My advice will be a bit different, but there's some preliminary things to understand first:
- Determine the nature of your soreness first:
- Back pump (where there is an uncomfortable tightness in the lower back) is normal and nothing to be concerned about.
- Sharp pain, or even a dull pain that is different from general tightness is a symptom of bad form which needs to be fixed before you consider getting a belt.
- Even small changes to your set up can make a big change in the amount you can lift, and the relative comfort of it.
- A belt does not directly lend support, it merely provides something for you to brace against. It is the bracing that protects your back.
There's no right or wrong answer on when you decide to use a belt, but there is a right and wrong way to use it. Based on studies, you can lift more with a belt, and core strength is similarly engaged both with and without the belt. Eventually, you should wear a belt for the work sets. The important thing is that you learn how to use it properly as a training tool, and don't think of it as a safety net. The truth is, you can get injured wearing a belt and those injuries will be worse mostly because you can lift more than you can without it. You need a strong core either way.
When shopping for a belt, look for these things:
- Same width all the way around (about 3-4").
- 10mm thick should be enough for all but the strongest people (greater than 600 lb squats/deadlifts).
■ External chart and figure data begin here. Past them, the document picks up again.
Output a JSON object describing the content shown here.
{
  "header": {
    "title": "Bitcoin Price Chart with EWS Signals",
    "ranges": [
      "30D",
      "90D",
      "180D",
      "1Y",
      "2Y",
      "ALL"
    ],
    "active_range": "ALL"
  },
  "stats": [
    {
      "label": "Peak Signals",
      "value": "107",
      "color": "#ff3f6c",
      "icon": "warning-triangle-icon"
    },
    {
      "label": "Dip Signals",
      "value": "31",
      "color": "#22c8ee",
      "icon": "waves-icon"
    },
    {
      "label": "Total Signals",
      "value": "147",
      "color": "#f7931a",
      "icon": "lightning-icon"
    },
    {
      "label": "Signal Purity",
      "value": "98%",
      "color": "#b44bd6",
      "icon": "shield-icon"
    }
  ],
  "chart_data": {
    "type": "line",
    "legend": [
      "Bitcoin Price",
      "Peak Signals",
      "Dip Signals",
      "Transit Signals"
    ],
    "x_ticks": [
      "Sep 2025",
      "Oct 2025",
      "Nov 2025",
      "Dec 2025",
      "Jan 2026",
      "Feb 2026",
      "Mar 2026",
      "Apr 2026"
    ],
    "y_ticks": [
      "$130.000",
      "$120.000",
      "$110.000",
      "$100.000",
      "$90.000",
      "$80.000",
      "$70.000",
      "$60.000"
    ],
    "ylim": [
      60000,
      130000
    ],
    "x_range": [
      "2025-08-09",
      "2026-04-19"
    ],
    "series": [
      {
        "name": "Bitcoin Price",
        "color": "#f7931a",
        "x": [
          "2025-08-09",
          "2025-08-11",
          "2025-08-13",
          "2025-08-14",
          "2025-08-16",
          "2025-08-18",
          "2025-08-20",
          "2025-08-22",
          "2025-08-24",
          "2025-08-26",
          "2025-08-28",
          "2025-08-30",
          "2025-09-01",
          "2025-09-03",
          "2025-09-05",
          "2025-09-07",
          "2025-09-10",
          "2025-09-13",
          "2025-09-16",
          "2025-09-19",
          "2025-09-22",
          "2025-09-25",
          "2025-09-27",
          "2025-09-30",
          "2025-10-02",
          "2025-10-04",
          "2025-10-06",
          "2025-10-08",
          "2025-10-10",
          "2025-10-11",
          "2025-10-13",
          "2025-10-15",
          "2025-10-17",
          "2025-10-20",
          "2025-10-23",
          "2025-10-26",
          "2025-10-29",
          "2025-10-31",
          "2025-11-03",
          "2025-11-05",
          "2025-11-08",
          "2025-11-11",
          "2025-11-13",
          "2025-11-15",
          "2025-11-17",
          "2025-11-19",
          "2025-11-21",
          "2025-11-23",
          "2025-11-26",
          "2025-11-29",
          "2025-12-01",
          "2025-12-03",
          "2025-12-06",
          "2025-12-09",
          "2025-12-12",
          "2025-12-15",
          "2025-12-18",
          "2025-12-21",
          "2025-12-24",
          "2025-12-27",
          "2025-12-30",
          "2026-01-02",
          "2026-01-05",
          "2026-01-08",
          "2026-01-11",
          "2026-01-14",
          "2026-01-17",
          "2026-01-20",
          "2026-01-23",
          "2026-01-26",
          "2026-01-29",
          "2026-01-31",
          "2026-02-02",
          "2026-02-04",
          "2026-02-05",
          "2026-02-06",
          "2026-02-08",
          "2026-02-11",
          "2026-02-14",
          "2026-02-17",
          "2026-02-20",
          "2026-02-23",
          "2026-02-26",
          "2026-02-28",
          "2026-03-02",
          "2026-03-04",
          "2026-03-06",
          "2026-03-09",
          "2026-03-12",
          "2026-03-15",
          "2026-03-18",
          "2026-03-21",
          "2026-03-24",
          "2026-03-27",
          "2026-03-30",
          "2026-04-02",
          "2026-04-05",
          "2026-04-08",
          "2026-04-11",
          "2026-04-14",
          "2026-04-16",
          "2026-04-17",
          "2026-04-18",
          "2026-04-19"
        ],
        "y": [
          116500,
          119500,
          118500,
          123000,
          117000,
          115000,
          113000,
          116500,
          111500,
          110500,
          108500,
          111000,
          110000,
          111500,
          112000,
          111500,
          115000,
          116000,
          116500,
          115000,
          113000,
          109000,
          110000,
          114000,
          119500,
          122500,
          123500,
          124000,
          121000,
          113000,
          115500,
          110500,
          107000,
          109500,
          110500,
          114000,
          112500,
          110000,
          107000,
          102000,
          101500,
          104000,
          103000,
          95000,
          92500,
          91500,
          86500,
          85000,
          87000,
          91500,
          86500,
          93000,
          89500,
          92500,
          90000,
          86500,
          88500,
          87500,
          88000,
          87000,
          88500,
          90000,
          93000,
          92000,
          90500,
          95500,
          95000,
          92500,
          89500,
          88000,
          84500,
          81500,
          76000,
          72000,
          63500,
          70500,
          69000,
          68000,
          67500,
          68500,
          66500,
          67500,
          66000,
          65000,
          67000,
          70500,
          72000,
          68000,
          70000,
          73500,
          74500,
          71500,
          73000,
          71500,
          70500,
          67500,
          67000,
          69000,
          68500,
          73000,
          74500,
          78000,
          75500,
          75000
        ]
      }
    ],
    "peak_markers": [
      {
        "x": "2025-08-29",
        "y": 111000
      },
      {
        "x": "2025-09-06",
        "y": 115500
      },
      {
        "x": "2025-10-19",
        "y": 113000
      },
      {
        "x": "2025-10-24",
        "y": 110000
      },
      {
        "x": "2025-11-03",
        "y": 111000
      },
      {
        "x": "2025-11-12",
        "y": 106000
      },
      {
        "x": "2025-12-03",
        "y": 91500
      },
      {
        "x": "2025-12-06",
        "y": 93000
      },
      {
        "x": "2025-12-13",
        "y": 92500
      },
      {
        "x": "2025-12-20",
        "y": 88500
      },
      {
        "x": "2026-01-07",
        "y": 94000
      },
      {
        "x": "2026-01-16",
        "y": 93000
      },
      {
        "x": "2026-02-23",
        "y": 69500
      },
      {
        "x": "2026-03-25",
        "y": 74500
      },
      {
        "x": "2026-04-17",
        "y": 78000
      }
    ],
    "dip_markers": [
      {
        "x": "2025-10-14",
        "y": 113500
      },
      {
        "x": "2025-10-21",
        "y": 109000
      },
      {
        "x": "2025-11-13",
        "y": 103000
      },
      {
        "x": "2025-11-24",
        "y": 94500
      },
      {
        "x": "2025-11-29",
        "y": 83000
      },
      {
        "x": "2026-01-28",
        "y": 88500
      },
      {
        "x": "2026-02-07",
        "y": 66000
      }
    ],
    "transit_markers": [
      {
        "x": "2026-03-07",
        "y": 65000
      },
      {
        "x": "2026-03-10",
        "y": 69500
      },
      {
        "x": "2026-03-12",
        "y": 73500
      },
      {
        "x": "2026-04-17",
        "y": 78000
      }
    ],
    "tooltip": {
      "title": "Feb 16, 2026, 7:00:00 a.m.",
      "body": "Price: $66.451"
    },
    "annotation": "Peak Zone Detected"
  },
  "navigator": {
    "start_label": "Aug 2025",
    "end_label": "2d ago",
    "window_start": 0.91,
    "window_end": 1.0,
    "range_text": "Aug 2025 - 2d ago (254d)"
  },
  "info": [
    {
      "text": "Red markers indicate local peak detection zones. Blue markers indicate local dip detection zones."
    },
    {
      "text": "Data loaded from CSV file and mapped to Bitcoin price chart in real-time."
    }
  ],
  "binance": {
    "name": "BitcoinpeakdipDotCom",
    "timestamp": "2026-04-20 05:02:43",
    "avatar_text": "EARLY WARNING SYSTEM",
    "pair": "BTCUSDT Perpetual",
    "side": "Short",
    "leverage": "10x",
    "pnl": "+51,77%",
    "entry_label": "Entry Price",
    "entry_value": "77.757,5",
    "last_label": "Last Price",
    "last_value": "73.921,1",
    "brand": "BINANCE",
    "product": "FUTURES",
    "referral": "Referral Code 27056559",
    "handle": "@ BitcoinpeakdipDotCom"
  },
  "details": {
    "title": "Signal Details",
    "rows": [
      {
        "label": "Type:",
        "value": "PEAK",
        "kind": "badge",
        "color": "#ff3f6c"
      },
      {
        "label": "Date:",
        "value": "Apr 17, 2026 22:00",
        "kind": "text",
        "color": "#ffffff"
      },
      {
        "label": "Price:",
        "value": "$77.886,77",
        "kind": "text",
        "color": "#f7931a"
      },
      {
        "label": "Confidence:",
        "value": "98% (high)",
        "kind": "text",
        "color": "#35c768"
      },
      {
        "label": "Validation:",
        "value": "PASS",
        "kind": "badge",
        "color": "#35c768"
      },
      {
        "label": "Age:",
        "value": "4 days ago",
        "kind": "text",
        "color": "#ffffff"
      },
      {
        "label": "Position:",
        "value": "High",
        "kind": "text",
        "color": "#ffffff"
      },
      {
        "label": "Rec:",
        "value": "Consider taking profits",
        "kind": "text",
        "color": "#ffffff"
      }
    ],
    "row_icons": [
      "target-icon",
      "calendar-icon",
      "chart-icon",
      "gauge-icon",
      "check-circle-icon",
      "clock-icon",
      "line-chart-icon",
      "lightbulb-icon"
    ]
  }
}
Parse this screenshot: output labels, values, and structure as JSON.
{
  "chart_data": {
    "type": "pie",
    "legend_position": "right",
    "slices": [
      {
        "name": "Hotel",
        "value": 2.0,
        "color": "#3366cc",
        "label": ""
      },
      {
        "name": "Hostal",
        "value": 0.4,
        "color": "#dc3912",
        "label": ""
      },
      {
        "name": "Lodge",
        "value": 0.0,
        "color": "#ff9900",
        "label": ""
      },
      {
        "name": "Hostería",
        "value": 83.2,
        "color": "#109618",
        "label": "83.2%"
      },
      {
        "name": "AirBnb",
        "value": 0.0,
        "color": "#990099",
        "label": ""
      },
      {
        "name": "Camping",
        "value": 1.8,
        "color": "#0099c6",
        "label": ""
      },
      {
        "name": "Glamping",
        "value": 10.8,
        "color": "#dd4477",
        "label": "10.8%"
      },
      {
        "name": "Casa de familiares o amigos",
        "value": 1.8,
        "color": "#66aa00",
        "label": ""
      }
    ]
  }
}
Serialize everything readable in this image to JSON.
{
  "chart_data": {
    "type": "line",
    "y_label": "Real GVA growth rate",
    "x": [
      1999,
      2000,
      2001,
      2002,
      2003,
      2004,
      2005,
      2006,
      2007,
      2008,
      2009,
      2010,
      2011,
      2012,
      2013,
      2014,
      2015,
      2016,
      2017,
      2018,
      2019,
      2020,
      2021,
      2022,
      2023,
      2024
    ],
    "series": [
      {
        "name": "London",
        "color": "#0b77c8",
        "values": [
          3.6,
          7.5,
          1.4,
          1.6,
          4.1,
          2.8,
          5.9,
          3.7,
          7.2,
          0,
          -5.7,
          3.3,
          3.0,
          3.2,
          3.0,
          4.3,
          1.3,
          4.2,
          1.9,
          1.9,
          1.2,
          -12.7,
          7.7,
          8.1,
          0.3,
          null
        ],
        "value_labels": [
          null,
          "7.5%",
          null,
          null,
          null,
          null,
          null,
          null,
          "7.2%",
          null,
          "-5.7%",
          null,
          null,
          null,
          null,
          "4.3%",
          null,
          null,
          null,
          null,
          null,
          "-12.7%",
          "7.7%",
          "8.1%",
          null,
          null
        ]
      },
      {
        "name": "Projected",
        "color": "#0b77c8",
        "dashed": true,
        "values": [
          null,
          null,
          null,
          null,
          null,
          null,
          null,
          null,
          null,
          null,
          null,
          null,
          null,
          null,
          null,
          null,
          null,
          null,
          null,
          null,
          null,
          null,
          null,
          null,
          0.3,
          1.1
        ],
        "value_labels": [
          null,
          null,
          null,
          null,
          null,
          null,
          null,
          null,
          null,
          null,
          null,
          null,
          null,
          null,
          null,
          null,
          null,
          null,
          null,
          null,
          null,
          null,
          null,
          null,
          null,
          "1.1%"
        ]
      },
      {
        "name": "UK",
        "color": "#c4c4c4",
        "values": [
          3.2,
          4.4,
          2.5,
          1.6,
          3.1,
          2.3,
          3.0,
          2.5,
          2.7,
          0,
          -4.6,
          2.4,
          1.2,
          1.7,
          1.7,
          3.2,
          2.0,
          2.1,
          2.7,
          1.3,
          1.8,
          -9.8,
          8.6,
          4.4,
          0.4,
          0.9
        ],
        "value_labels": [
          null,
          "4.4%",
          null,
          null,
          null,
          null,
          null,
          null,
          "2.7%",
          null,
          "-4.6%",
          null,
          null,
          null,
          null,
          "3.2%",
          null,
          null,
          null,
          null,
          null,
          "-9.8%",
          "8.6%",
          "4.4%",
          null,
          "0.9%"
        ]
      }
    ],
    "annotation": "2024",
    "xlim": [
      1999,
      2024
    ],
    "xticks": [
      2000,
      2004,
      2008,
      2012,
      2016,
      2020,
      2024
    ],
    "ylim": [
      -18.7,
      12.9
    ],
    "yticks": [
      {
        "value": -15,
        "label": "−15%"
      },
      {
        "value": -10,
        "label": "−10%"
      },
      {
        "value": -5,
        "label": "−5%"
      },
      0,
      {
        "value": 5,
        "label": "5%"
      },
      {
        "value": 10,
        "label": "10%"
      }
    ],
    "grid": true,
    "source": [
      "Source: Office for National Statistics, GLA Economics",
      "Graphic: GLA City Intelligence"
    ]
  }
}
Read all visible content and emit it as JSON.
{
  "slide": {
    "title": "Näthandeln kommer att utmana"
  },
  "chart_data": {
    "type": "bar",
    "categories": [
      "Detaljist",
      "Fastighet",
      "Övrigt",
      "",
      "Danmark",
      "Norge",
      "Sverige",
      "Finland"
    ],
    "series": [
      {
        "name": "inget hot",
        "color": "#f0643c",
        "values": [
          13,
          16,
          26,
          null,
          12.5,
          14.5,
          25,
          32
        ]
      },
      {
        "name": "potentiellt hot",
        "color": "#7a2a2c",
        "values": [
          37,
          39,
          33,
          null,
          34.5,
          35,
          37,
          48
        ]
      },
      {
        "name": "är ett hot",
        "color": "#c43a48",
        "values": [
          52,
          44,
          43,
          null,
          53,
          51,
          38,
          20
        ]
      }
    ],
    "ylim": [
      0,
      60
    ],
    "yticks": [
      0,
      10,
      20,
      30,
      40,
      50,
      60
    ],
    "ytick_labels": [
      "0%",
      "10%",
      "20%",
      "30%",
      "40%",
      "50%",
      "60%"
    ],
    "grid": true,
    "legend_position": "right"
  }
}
- Single prong or lever belt makes it easier to fasten and remove by yourself.
You will see belts that are wider in the back, but they do not lend any more support. They also tend not to be as thick as belts that are made for performance such as what I described above.
Before buying a belt, make sure of the following things:
- Your lower back is not excessively rounding.
- For Deadlift:
- Your shoulders are in front of the bar
- Your hips are between your shoulders and your knees
- You breath into your spine and brace your back before you pull
- You hold that breath until you are fully upright
- You get a new breath or keep holding the one you stood up with when you put the bar back down. (don't go slow, but keep it controlled)
- For Squat:
- The bar is across your shoulders
- You breath into your spine and brace your back before unracking
- You can catch a new breath when you are fully upright, but keep bracing while the bar is on your back.
- You breath into your spine and brace your back during the squat. The cue "bend the bar" can help with keeping the tightness you need.
The only thing that changes when you add a belt is that you are trying to fill the belt with your breath--you still have a responsibility to brace your back.
Anything you can do to strengthen your core will also help.